Duplicate Customer Finder
Read-only: finds likely duplicate customer records by matching email, phone, or name combinations.
shopify-admin-duplicate-customer-finder
Purpose
Scans the customer database for likely duplicate records using email, phone, and name matching. Duplicate customer records cause split order history, incorrect LTV calculations, and incorrect marketing segmentation. Read-only — no mutations.
Prerequisites
shopify store auth --store --scopes read_customers read_customersParameters
| Parameter | Type | Required | Default | Description |
|---|---|---|---|---|
| store | string | yes | — | Store domain (e.g., mystore.myshopify.com) |
| match_on | string | no | Match strategy: email, phone, name, or all | |
| min_orders | integer | no | 0 | Only flag duplicates where at least one record has this many orders |
| format | string | no | human | Output format: human or json |
Safety
> ℹ️ Read-only skill — no mutations are executed. Safe to run at any time. Duplicate merging is not supported by the Shopify Admin API — flagged duplicates must be merged manually in Shopify Admin.
Workflow Steps
customers — query Inputs: first: 250, select email, phone, firstName, lastName, numberOfOrders, totalSpentV2, pagination cursor
Expected output: All customers with contact and order data; paginate until hasNextPage: false
email → [customer_ids]phone → [customer_ids] (if match_on includes phone)"firstName lastName" → [customer_ids] (if match_on includes name)GraphQL Operations
# customers:query — validated against api_version 2025-01
query CustomersForDeduplication($after: String) {
customers(first: 250, after: $after) {
edges {
node {
id
displayName
firstName
lastName
defaultEmailAddress {
emailAddress
}
phone
numberOfOrders
amountSpent {
amount
currencyCode
}
createdAt
}
}
pageInfo {
hasNextPage
endCursor
}
}
}
Session Tracking
Claude MUST emit the following output at each stage.

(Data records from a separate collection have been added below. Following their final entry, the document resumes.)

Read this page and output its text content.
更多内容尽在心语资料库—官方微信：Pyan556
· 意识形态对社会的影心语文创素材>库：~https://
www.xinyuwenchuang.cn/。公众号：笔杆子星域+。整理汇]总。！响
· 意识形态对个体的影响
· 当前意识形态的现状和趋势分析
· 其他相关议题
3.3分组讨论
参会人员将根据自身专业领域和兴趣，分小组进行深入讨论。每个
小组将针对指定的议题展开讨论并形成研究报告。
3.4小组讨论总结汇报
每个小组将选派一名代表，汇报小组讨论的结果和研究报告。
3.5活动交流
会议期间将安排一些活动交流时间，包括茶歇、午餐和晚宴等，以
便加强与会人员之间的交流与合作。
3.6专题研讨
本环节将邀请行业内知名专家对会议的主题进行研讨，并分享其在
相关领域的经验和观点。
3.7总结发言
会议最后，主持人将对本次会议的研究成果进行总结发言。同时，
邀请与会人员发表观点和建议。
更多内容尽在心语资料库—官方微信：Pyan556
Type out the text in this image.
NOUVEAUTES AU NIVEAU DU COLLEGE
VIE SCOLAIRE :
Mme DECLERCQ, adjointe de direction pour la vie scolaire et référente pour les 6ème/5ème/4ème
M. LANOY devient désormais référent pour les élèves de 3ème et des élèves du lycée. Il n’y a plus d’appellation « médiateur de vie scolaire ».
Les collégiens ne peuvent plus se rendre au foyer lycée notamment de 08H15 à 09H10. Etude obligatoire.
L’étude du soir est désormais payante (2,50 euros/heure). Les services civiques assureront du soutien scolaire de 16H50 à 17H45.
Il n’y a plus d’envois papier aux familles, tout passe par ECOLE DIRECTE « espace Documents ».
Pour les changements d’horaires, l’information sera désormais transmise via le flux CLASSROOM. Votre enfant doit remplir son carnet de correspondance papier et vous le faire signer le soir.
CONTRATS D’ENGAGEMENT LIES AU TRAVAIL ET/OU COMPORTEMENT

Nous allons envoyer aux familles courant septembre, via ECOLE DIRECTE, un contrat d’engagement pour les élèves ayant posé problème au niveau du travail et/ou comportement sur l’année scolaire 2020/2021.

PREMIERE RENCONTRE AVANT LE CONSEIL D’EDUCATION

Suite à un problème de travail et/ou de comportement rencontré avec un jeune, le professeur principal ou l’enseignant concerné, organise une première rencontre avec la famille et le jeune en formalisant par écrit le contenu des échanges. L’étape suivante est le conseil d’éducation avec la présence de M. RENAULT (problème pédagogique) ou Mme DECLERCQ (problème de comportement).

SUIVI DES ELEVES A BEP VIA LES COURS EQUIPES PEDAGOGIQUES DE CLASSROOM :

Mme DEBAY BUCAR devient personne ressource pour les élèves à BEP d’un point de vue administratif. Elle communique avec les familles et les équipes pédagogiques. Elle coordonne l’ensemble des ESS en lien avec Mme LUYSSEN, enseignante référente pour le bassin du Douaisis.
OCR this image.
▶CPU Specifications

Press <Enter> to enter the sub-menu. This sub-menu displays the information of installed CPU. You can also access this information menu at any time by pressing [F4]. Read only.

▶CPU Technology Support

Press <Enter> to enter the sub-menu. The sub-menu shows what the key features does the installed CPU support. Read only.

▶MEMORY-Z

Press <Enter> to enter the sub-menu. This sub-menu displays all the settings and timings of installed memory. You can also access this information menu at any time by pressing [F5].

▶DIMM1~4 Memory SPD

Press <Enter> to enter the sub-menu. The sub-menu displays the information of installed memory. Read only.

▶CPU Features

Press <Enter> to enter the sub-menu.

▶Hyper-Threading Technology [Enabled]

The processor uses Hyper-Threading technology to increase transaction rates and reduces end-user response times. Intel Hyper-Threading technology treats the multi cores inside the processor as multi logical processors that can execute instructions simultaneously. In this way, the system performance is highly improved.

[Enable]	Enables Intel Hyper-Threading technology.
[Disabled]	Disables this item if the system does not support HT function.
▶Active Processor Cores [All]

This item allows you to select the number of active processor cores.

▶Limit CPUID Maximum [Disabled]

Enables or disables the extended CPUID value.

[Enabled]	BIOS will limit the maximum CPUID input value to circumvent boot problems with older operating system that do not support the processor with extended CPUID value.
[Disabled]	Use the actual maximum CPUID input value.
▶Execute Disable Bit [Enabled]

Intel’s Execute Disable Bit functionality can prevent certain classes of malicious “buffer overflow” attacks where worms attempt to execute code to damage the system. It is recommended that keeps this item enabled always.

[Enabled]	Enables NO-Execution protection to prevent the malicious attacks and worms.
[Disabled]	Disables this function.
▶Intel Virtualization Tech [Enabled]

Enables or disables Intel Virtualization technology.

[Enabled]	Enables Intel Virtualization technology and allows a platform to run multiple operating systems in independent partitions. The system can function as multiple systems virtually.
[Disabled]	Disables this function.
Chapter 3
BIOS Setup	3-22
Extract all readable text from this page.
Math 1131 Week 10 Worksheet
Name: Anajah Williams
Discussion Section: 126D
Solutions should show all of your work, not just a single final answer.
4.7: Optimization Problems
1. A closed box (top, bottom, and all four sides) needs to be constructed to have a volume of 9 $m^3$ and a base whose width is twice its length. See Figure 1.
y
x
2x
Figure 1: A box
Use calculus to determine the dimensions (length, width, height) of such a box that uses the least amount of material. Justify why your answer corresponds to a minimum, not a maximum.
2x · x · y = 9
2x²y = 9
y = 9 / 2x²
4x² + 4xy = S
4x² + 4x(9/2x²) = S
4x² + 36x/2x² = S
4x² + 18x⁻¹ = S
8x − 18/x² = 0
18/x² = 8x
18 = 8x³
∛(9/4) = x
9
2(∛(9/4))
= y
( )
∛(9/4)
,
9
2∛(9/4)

This is mandatory.
On start, emit:
╔══════════════════════════════════════════════╗
║ SKILL: Duplicate Customer Finder ║
║ Store: <store domain> ║
║ Started: <YYYY-MM-DD HH:MM UTC> ║
╚══════════════════════════════════════════════╝
After each step, emit:
[N/TOTAL] <QUERY|MUTATION> <OperationName>
→ Params: <brief summary of key inputs>
→ Result: <count or outcome>
On completion, emit:
For format: human (default):
══════════════════════════════════════════════
DUPLICATE CUSTOMER REPORT
Customers scanned: <n>
Duplicate groups found: <n>
Customers affected: <n>
Duplicate groups (sample):
Email: user@example.com
Customer A — <n> orders, $<n> spent, created <date>
Customer B — <n> orders, $<n> spent, created <date>
Output: duplicate_customers_<date>.csv
══════════════════════════════════════════════
For format: json, emit:
{
"skill": "duplicate-customer-finder",
"store": "<domain>",
"customers_scanned": 0,
"duplicate_groups": 0,
"customers_affected": 0,
"output_file": "duplicate_customers_<date>.csv"
}
Output Format
CSV file duplicate_customers_ with columns:
duplicate_group_id, match_key, match_type, customer_id, name, email, phone, number_of_orders, total_spent, created_at
Error Handling
| Error | Cause | Recovery |
|---|---|---|
THROTTLED | API rate limit exceeded | Wait 2 seconds, retry up to 3 times |
| No duplicates found | Clean customer database | Exit with ✅ no duplicates found |
Best Practices
match_on: email finds the most reliable duplicates; match_on: name produces more false positives (common names).